Pingree helps protect state from air pollution's dangers
Maine families and businesses need healthy air to grow and succeed. When people are healthy, children do better in school, workers are more productive and businesses can add jobs because their health costs are lower.
I would like to thank Rep. Chellie Pingree for continuing to be a champion for healthy air in the U.S. House of Representatives. She plays a critical role on the House Appropriations Committee and is a respected leader among her colleagues.
On July 23, she voted against a 34 percent cut to the U.S. Environmental Protection Agency's budget. This cut would devastate the agency's ability to monitor and enforce air quality and ensure the air is healthy to breathe.
It would also undermine the Clean Air Act and make it virtually impossible to put stronger standards in place for cars and fuels that would take so much pollution out of the air.
The Clean Air Act is a common-sense law with deep Maine roots. Sens. Muskie, Mitchell and Cohen all had a hand in its design and reauthorization. It's a law that has been working effectively to make our air healthier for over 40 years.
The Clean Air Act protects public health by reducing levels of smog, soot and other air toxins, and it gives the EPA the power to clean up the air. It includes life-saving protections from dangerous air pollution, especially for downwind states in the Northeast.
We need a strong Clean Air Act now more than ever. And we need strong lawmakers, like Chellie Pingree.
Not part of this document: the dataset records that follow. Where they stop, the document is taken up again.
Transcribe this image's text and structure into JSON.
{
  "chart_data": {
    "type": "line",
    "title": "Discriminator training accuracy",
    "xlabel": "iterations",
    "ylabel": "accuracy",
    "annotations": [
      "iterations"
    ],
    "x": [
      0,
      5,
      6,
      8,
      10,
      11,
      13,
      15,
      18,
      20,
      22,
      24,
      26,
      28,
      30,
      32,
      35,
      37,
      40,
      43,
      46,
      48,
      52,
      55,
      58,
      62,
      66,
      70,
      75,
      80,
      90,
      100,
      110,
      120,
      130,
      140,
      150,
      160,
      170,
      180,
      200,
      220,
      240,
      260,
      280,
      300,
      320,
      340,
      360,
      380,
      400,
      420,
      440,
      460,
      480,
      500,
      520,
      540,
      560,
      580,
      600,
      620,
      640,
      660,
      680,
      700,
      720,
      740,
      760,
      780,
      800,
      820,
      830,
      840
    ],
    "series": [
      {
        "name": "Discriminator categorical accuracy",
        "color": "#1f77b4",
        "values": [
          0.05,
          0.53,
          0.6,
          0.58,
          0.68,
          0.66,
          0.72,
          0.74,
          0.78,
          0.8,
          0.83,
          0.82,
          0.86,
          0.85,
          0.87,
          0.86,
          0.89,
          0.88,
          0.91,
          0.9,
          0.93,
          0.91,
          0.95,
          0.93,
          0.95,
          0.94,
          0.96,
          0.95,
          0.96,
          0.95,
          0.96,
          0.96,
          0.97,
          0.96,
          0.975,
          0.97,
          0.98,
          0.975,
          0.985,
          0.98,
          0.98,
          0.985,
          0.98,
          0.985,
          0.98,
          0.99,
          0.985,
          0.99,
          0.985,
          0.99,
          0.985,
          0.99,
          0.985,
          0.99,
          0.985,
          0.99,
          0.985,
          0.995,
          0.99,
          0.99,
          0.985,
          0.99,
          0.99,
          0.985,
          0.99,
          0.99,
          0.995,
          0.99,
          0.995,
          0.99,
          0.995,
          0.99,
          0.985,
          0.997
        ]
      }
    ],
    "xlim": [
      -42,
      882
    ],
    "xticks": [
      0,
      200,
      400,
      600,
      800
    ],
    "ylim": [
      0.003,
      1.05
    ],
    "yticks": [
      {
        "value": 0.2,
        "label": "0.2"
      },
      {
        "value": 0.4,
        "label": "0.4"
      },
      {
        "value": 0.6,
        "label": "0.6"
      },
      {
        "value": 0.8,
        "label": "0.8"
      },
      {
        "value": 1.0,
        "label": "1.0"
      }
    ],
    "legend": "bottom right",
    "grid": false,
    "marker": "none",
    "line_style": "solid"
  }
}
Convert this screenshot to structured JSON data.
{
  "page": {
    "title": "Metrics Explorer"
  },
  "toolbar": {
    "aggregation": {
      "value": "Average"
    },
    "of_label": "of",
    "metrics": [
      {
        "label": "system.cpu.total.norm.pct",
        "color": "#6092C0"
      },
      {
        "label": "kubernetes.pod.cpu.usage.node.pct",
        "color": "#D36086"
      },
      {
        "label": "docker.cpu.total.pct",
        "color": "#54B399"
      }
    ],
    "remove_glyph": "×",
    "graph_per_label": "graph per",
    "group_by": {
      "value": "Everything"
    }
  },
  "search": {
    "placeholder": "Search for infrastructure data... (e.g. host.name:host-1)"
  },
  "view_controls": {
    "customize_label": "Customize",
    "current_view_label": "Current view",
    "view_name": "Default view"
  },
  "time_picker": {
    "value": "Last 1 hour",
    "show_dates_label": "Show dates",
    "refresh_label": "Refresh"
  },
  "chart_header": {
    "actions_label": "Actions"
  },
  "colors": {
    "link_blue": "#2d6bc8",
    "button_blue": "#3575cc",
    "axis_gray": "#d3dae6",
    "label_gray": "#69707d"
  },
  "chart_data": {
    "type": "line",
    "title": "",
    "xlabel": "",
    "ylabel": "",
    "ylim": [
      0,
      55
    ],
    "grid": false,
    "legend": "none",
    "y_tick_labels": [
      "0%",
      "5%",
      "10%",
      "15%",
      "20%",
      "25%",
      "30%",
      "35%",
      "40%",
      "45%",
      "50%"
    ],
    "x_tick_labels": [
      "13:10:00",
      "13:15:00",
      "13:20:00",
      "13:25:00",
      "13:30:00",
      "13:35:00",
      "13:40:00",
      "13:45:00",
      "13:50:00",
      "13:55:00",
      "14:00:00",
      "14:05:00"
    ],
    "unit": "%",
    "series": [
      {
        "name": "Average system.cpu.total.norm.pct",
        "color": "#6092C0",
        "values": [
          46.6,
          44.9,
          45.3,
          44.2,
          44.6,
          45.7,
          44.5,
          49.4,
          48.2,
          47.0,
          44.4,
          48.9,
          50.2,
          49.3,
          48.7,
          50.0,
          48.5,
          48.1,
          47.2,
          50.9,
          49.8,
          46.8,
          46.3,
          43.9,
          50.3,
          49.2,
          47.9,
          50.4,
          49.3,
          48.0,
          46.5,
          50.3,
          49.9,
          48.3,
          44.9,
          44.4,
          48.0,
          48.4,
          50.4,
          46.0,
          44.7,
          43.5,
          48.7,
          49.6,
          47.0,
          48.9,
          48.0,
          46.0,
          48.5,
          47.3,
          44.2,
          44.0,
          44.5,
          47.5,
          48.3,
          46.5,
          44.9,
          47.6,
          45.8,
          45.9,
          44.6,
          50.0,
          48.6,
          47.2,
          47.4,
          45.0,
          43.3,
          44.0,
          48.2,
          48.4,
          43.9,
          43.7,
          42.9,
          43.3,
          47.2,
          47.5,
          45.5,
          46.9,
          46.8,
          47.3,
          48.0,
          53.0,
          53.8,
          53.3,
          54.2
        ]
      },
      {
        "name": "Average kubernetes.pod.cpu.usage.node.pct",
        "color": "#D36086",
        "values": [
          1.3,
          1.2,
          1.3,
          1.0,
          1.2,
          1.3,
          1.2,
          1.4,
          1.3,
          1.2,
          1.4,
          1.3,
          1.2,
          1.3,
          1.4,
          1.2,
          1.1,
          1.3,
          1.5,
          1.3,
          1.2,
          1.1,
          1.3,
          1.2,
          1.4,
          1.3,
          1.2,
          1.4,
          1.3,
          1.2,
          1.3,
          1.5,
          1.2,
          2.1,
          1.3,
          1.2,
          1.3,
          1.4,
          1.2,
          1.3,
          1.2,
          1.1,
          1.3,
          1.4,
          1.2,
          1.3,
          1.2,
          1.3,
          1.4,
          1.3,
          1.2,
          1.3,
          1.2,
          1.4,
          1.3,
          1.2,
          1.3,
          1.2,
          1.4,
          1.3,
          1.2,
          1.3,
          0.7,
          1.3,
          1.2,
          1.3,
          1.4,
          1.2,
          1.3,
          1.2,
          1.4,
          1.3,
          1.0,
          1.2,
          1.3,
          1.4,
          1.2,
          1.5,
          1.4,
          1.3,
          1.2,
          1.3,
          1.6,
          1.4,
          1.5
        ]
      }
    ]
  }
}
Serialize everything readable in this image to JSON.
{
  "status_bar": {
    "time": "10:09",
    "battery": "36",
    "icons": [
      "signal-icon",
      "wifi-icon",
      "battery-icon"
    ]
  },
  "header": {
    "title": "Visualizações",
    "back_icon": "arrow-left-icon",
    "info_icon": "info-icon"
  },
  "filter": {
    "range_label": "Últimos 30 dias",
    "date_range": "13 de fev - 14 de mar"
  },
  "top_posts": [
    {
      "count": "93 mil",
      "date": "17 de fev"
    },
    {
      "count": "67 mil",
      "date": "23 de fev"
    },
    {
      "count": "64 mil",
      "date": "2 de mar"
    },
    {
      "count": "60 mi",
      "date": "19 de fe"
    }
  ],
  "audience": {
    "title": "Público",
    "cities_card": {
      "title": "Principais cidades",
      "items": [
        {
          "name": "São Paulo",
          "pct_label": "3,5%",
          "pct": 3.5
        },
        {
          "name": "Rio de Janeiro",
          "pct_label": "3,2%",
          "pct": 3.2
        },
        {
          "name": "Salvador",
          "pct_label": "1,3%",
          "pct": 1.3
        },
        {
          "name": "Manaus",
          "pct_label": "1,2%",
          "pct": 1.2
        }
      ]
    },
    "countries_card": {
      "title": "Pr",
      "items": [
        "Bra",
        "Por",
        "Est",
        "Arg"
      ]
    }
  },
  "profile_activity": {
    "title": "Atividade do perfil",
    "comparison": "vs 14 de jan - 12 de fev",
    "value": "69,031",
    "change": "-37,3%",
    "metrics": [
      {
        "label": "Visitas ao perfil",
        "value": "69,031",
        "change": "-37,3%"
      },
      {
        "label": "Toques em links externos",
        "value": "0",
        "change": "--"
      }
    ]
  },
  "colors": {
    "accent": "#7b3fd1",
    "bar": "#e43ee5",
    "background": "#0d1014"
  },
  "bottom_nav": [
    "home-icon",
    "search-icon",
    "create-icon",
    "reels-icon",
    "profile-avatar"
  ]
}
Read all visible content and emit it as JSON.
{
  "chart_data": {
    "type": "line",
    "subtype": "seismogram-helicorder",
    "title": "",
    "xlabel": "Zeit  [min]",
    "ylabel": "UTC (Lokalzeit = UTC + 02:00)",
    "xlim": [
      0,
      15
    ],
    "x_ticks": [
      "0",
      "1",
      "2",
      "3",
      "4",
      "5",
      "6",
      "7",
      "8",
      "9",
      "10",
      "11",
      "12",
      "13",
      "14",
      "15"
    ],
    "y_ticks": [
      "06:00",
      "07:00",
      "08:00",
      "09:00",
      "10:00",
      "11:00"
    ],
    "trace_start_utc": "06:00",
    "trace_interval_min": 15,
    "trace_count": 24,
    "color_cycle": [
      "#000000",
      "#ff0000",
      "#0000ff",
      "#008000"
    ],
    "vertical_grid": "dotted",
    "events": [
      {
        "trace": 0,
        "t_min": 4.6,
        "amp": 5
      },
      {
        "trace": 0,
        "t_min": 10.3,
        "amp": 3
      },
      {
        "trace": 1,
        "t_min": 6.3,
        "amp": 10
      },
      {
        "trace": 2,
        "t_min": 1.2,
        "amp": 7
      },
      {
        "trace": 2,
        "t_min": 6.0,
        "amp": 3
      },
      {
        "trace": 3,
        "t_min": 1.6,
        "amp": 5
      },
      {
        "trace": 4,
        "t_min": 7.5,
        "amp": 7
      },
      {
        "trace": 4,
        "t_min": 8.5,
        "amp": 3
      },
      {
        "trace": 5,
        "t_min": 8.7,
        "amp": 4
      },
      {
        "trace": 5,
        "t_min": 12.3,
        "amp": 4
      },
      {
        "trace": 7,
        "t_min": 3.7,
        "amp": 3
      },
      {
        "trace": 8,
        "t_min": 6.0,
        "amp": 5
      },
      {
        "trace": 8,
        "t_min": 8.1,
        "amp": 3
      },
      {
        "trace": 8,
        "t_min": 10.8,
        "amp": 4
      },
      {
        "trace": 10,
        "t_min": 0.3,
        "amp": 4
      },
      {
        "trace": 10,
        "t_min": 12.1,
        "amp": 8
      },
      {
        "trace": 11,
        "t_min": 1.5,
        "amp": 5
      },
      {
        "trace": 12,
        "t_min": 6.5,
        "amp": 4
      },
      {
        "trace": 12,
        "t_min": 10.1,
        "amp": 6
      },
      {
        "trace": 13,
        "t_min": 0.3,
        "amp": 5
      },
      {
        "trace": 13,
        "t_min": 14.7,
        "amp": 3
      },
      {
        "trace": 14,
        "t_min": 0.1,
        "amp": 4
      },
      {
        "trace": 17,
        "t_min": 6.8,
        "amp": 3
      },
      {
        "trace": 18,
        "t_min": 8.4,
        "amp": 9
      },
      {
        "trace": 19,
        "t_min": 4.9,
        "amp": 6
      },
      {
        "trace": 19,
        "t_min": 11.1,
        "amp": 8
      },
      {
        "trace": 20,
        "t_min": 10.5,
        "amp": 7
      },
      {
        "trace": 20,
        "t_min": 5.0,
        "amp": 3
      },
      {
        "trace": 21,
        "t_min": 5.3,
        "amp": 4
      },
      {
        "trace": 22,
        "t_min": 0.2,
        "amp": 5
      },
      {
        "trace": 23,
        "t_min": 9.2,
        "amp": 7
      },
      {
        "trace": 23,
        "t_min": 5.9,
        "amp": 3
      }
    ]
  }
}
Together, they are the best tools we have to protect ourselves from dangerous air pollution.
Douglas Couper, M.D.
Story on bazaar preparations tribute to Italian community
Not that long ago, the Italian-American population in Portland was a sizable percentage of Portland's total. We are still out here.
What you did in your article is a wonderful acknowledgment of our quiet, yet highly productive and close-knit community ("For Portland's Italians, a cookie bonanza," Aug. 7).
Many of us come from all over Maine every Sunday to attend Masses and events at or held by St. Peter's. We quietly give thousands and thousands of dollars to charities and put in countless volunteer hours for several causes.
I thank you for our community. I thank you for Portlanders for a "good-news" article. Ciao!